Er hat Lionel Messi zum Weltmeister gemacht - und umgekehrt. Nicht nur mit dem Superstar der Argentinier zeichnet Lionel Scaloni eine besondere Beziehung aus. Eines ist bei ihm aber eigenartig.

Von Jens Marx, dpa

06.07.2026

Er ist der Weltmeister-Macher - auf seine Art: Lionel Scaloni. (Archivbild)Tom Weller/dpa

Er ist der Weltmeister-Macher - auf seine Art: Lionel Scaloni. (Archivbild)Tom Weller/dpa

© Tom Weller/dpa

Lionel Scaloni musste den Kraftakt gegen Kap Verde in seinem Jubiläumsspiel erstmal sacken lassen. „Es wäre verrückt gewesen, in meinem 100. Spiel zu verlieren“, sagte er. Aber so sei Fußball eben. Scaloni, der ohne jegliche Meriten vor acht Jahren den Posten übernommen hat, bekommt aber auch sein 101. Spiel als Trainer der argentinischen Fußball-Nationalmannschaft bei der WM in den USA, Kanada und Mexiko. 

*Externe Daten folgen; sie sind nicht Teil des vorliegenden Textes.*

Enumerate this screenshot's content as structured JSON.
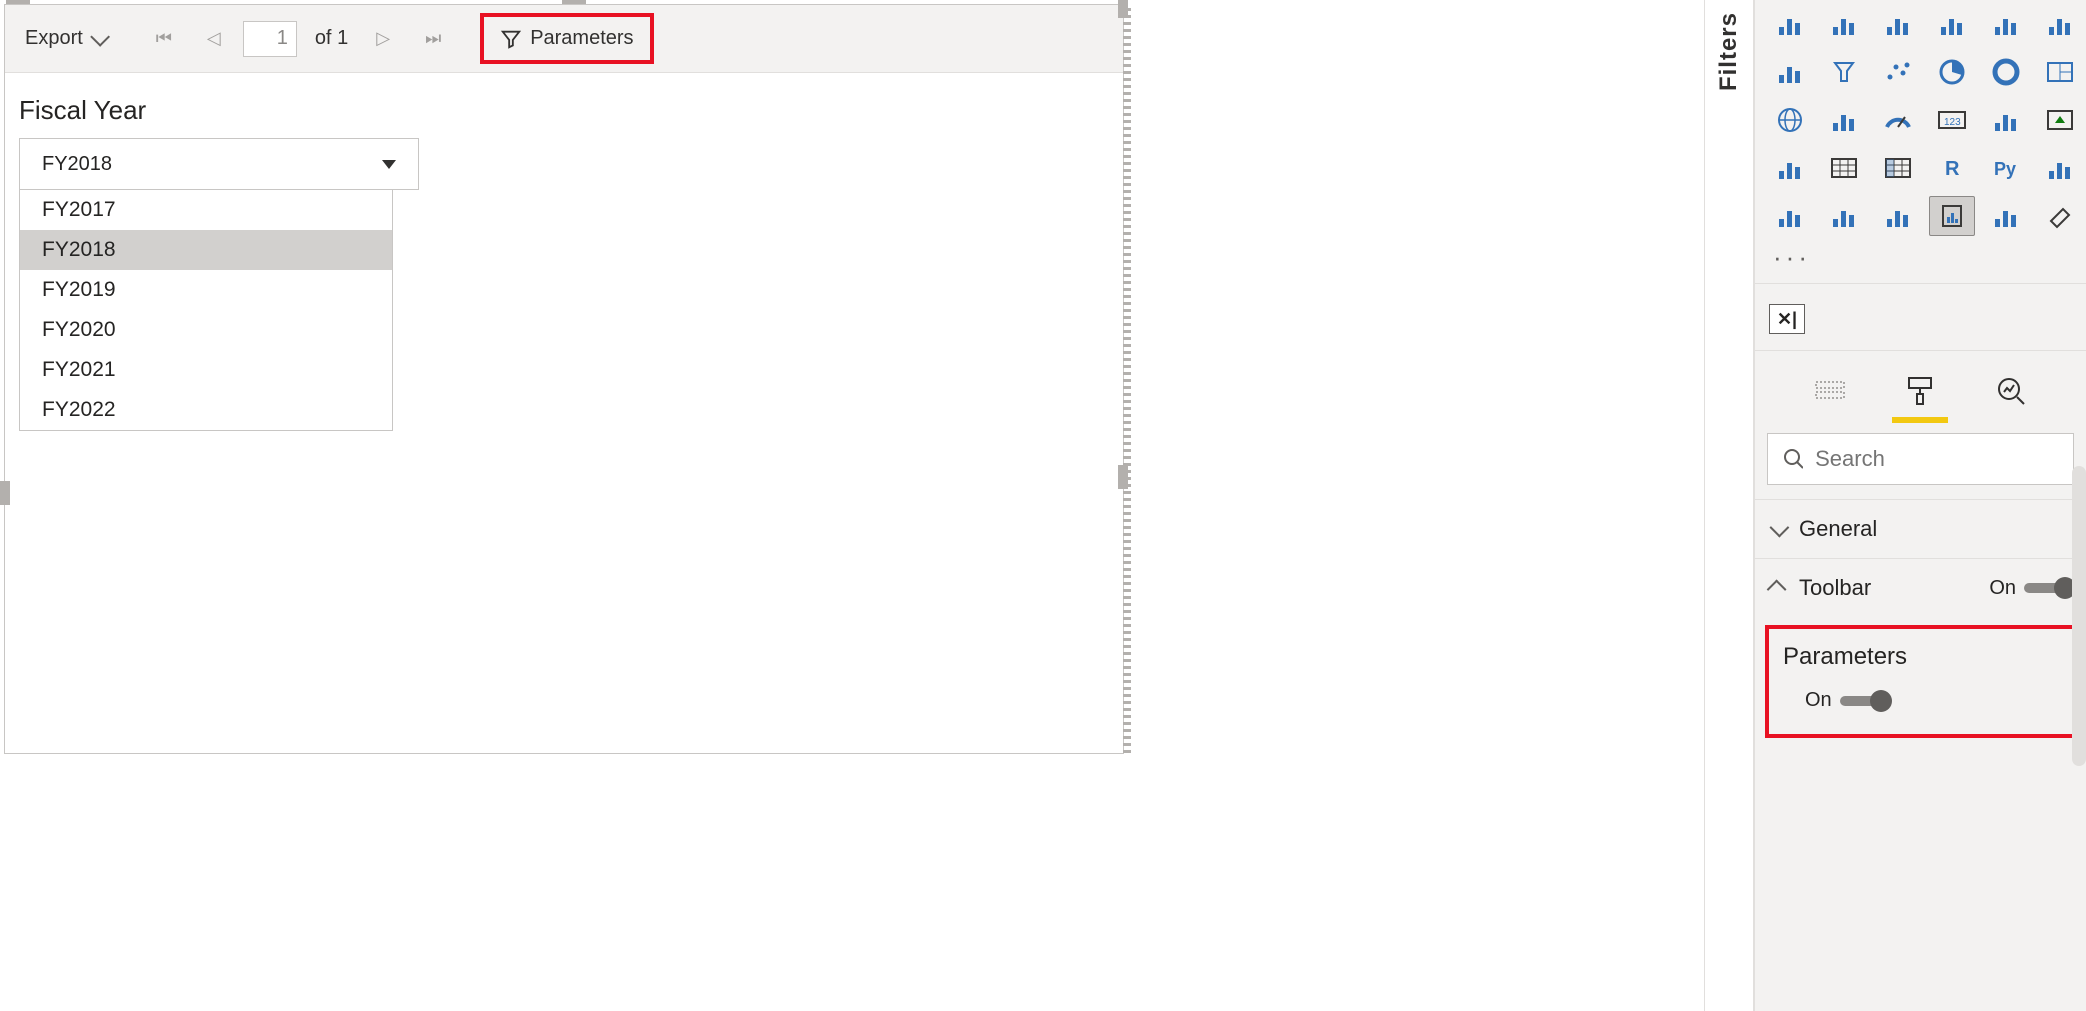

Am Dienstag (18.00 Uhr MESZ/Magenta TV und ARD) in Atlanta gegen Ägypten, das WM-Achtelfinale. „Es ist Scalonis Stunde“, schrieb die argentinische Zeitung „La Nación“. 

Wenn er auch sein 104. beim XXL-Turnier erleben wird und das mit einem Sieg endet, wird er selbst argentinische Trainer-Legenden wie César Luis Menotti (Weltmeister-Trainer 1978) oder Carlos Bilardo (Weltmeister-Trainer 1986) in den Schatten stellen. Und das heißt was. Nur eines wird er dann vermutlich wieder nicht: Jubeln. Er genießt innerlich, nur Tränen fließen schnell. Das war schon beim Titeltriumph in Katar 2022 so.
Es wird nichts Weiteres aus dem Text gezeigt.